President Mary Robinson used her inauguration in 1990 to invite the citizens of Ireland to come dance with her and usher in a new Ireland. Four years later, the interval act at the 1994 Eurovision Song Contest transformed the way we think about dancing in Ireland. According to choreographer Fearghus Ó Chonchúir, Riverdance registered a shift from the rurality of an older folk tradition to a globalised urbanity. While there is a consensus 26 years on that Riverdance signalled an epic break with tradition, the creative model for the show was forged by a company working within a distinctive tradition of folk dance in Kerry.
Pat Ahern, who founded a folk theatre movement in the 1960s, and María Pagés, who founded a Flamenco company in 1990, devised the closing sequence for Bill Whelan’s orchestration of Red Hugh O'Donnell's flight to La Coruña after the Battle of Kinsale. The Department of the Taoiseach, which governed arts and culture at the time, commissioned The Seville Suite for Expo '92 and it received its premiere in Dublin in March before moving to Seville for the Irish National Day in October.
Pagés danced opposite Michael Murphy, one of four dancers who joined Ahern's company, Siamsa Tire, when it went professional in 1985. Proinnsías Ó Duinn conducted the RTE Concert Orchestra, which included 'traditional’ Irish and Galician musicians. Writing in Irish Arts Review, Kate Robinson said it was "a brilliant piece of choreography … in which Flamenco dancing meshed with the Irish hornpipe, emphasising both the similarities and the differences between the two styles."
Two years later, Whelan presented a version of this sequence as the interval act in the Eurovision Song Contest. Jean Butler and Michael Flatley replaced Pagés and Murphy and, as Murphy recalls, Flatley visited him in his dressing room after a performance in Dublin in November 1992. Whelan, however, had been working on the idea of Riverdance long before that.

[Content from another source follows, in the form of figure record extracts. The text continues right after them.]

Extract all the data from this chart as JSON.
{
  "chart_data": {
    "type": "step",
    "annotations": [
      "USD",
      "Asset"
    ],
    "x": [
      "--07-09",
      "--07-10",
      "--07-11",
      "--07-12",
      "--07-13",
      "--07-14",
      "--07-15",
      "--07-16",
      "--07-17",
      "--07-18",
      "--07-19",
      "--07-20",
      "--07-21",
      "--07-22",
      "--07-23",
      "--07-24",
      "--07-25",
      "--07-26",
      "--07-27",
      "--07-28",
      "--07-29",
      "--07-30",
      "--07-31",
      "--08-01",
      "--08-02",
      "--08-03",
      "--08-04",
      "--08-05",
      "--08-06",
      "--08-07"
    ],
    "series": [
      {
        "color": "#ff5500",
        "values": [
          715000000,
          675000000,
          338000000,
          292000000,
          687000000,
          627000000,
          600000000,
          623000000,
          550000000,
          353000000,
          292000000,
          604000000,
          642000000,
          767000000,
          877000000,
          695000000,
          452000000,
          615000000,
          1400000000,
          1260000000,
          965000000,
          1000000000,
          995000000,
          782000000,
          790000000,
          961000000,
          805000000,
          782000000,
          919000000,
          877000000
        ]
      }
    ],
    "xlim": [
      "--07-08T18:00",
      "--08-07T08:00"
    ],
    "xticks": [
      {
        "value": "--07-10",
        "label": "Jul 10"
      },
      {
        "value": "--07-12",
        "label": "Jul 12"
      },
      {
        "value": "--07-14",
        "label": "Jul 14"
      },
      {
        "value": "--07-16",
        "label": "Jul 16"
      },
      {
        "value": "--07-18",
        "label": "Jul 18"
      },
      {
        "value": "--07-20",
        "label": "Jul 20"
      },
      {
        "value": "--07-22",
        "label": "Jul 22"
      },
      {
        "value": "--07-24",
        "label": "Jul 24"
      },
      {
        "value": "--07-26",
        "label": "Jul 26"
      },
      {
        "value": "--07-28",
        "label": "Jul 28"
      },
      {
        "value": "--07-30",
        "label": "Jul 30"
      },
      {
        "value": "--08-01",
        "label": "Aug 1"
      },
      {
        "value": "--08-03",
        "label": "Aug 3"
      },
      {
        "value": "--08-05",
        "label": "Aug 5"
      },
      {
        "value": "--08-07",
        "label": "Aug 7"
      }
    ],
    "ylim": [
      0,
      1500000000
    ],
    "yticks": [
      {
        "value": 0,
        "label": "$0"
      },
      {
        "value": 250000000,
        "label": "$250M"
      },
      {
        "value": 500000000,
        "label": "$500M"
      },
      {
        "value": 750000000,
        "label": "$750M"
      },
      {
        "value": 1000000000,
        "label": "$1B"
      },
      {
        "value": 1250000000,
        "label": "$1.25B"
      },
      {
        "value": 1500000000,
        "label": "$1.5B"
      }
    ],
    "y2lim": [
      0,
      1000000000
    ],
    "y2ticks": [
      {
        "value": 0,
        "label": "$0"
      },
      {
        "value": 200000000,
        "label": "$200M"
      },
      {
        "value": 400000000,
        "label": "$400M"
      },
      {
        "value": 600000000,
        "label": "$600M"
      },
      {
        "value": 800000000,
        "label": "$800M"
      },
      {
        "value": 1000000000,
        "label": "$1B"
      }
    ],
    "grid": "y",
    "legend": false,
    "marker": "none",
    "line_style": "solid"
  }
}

Writing in The Sunday Times, Mick Heaney traced the origin of Riverdance to Timedance, the interval act of the 1981 Eurovision Song Contest in Dublin, which RTÉ commissioned from Whelan, Dónal Lunny and Ann Courtney, a choreographer with Dublin City Ballet. Heaney described how Timedance "began with traditional airs before moving on to a fully orchestrated version of Lunny's Ballymun Regatta [while] ballet dancers bounded across the stage." It was, he wrote, a bizarre performance that signalled a departure by Lunny and others from the distinctive local flavour of traditional music to a commodified and cod-mystical Celticism under the pretext of pushing the boundaries of Irish folk music.